On a bright and beautiful Sunday morning this past weekend in New York City, I finally had an opportunity to visit the memorial site for the World Trade Center.
With my brother, sister-in-law and their 12-year-old daughter, we took a taxi to the 8-acre site in lower Manhattan where the infamous Twin Towers once stood. The site is deceiving because construction fences surround the area and you can’t see the two black stone squares containing the waterfalls or even hear the waterfalls from the road. It just looks like a regular construction site.
Getting to the memorial site is a multi-step process that involves a free ticket (you need to go online to make your reservation and print out your ticket before visiting the site) and then passing through a number of checkpoints where your entry ticket is scanned and then a larger security stop where you and everything else you own is placed in plastic tubs and run through a scanner. Once you complete this security process, you gain entry to the historic site where you can then walk freely around the memorial and remember that fateful day when almost 3,000 people lost their lives to the terrorist attacks on September 11, 2001.

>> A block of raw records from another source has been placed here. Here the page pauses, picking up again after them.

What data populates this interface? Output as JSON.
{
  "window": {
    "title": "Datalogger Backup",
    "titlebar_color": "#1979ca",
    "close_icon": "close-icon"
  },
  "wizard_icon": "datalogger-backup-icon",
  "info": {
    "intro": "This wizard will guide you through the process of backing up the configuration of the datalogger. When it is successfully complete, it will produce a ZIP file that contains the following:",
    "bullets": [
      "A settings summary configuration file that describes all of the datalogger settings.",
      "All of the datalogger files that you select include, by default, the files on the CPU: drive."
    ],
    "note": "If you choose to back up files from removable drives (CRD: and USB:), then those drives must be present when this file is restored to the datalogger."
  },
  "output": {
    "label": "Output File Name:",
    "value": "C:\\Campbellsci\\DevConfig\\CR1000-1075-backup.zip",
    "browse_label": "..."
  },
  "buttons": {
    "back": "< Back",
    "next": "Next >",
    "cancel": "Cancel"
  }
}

Walking towards the black stone squares, I began to hear the sound of water falling. It felt as though the closer we got to the water the more the sound of it buffered us from the everyday noises of the city and served almost like a curtain, shutting out all distractions. The site is hallowed ground and people automatically lower their voices and are respectful of each other’s space as they visited.

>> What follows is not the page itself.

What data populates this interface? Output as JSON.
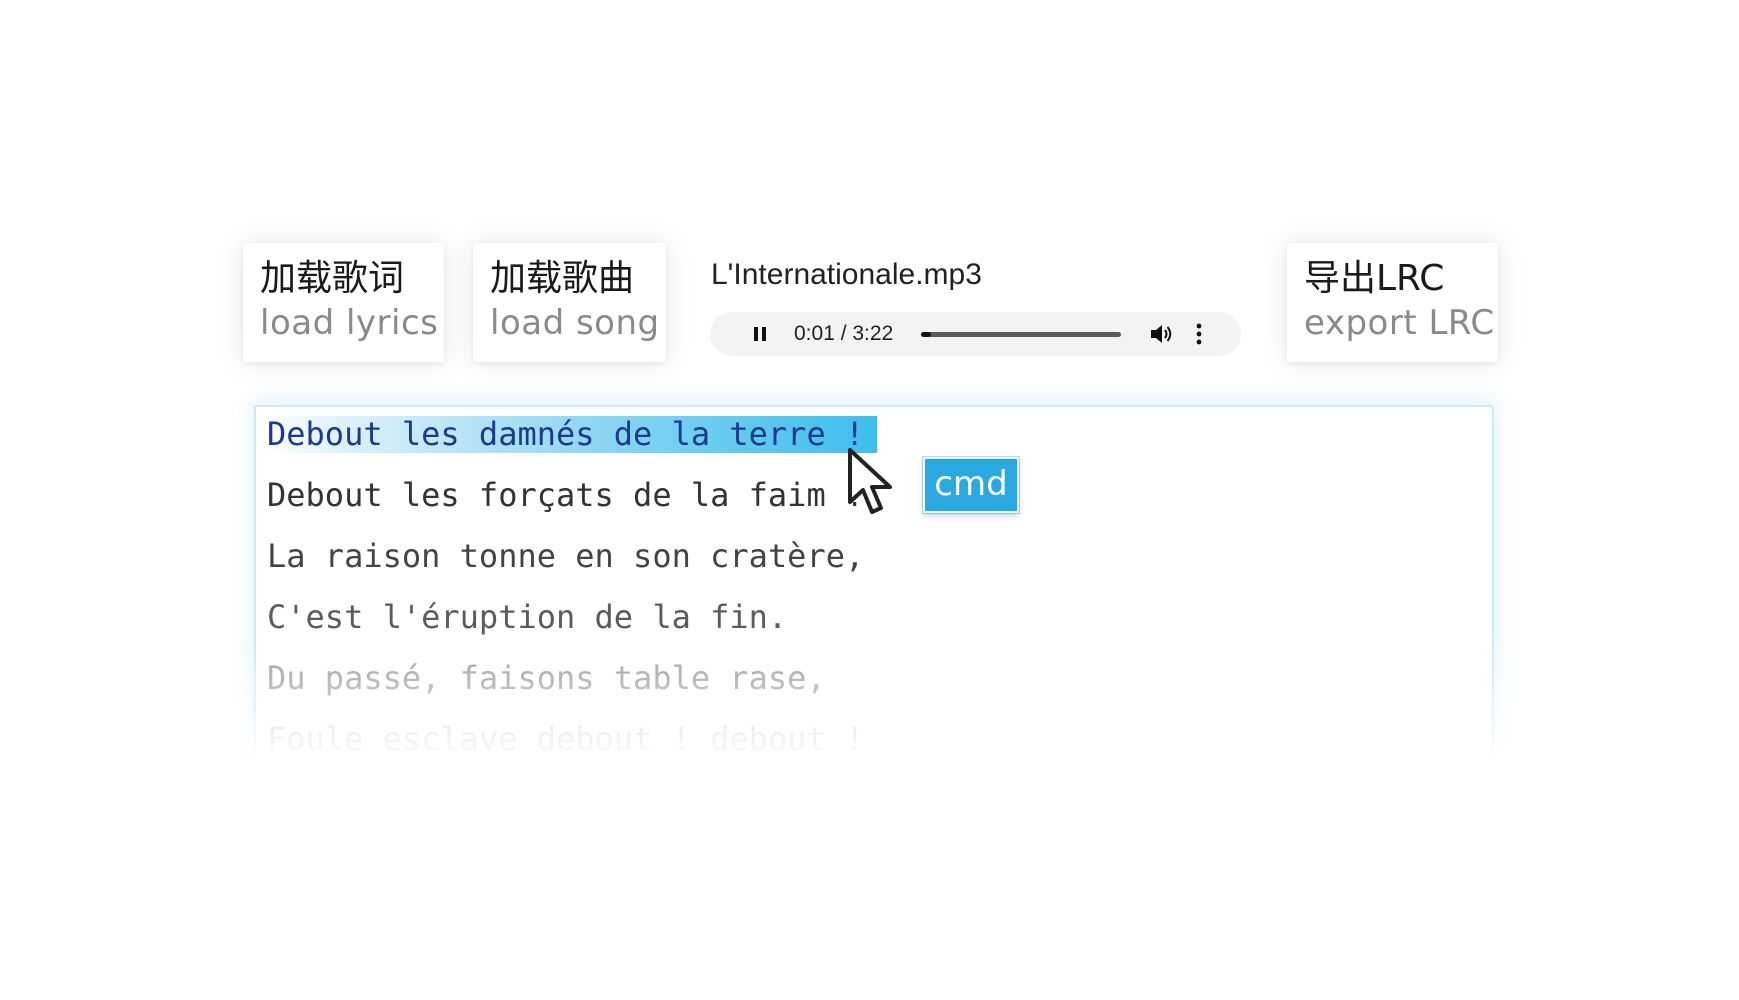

As I began my journey into this place of quiet reflection, I thought of the horror of that day. My relatives and I started talking about the names carved into the black stone surrounding the waterfalls — the first responders, the people on the planes, the workers in the towers and also the people in the Pentagon who died that day. As New York City Mayor Michael Bloomberg says in the memorial’s commemorative guide, the World Trade Center Memorial is “a reminder of the enormous loss suffered on 9/11, but (it) also is a symbol of hope for the future.”
The hundreds of people who visited this past Sunday and future Sundays come to honor and pay their respects to the memories of those who lost their lives that day but we also come to see how this part of the city is recovering and rebuilding after the devastation of the Twin Towers collapsing. And isn’t that what grieving and healing are about after all?
Your heart is devastated, you can’t imagine any kind of future because your loss is so deep and so painful, yet you put one foot in front of the other and minutes turn into hours, hours into days and days turn into months and finally years. It is a slow and steady process of allowing pain, anger, frustration and sadness into your life and then working through it enough to feel stronger, to rebuild and go on with your life. It’s about finding resilience within yourself. I have found that it is possible to experience the loss of a spouse and to find my way to a different life. There are moments when life is bittersweet but I think it is important to have faith and to be positive about your direction. It is not a linear process because one moment I found myself to be happy and then a wave of grief unexpectedly would cascade over me. After nine years, I still struggle but I work hard to get on the other side of the pain.
In their own ways, these incredible people found an inner strength that allowed them to overcome their tragedy and gave them the will to carry on and slowly rebuild their lives. Their message to all of us: you must keep your heart open to love, for life can be profound in ways you can never imagine.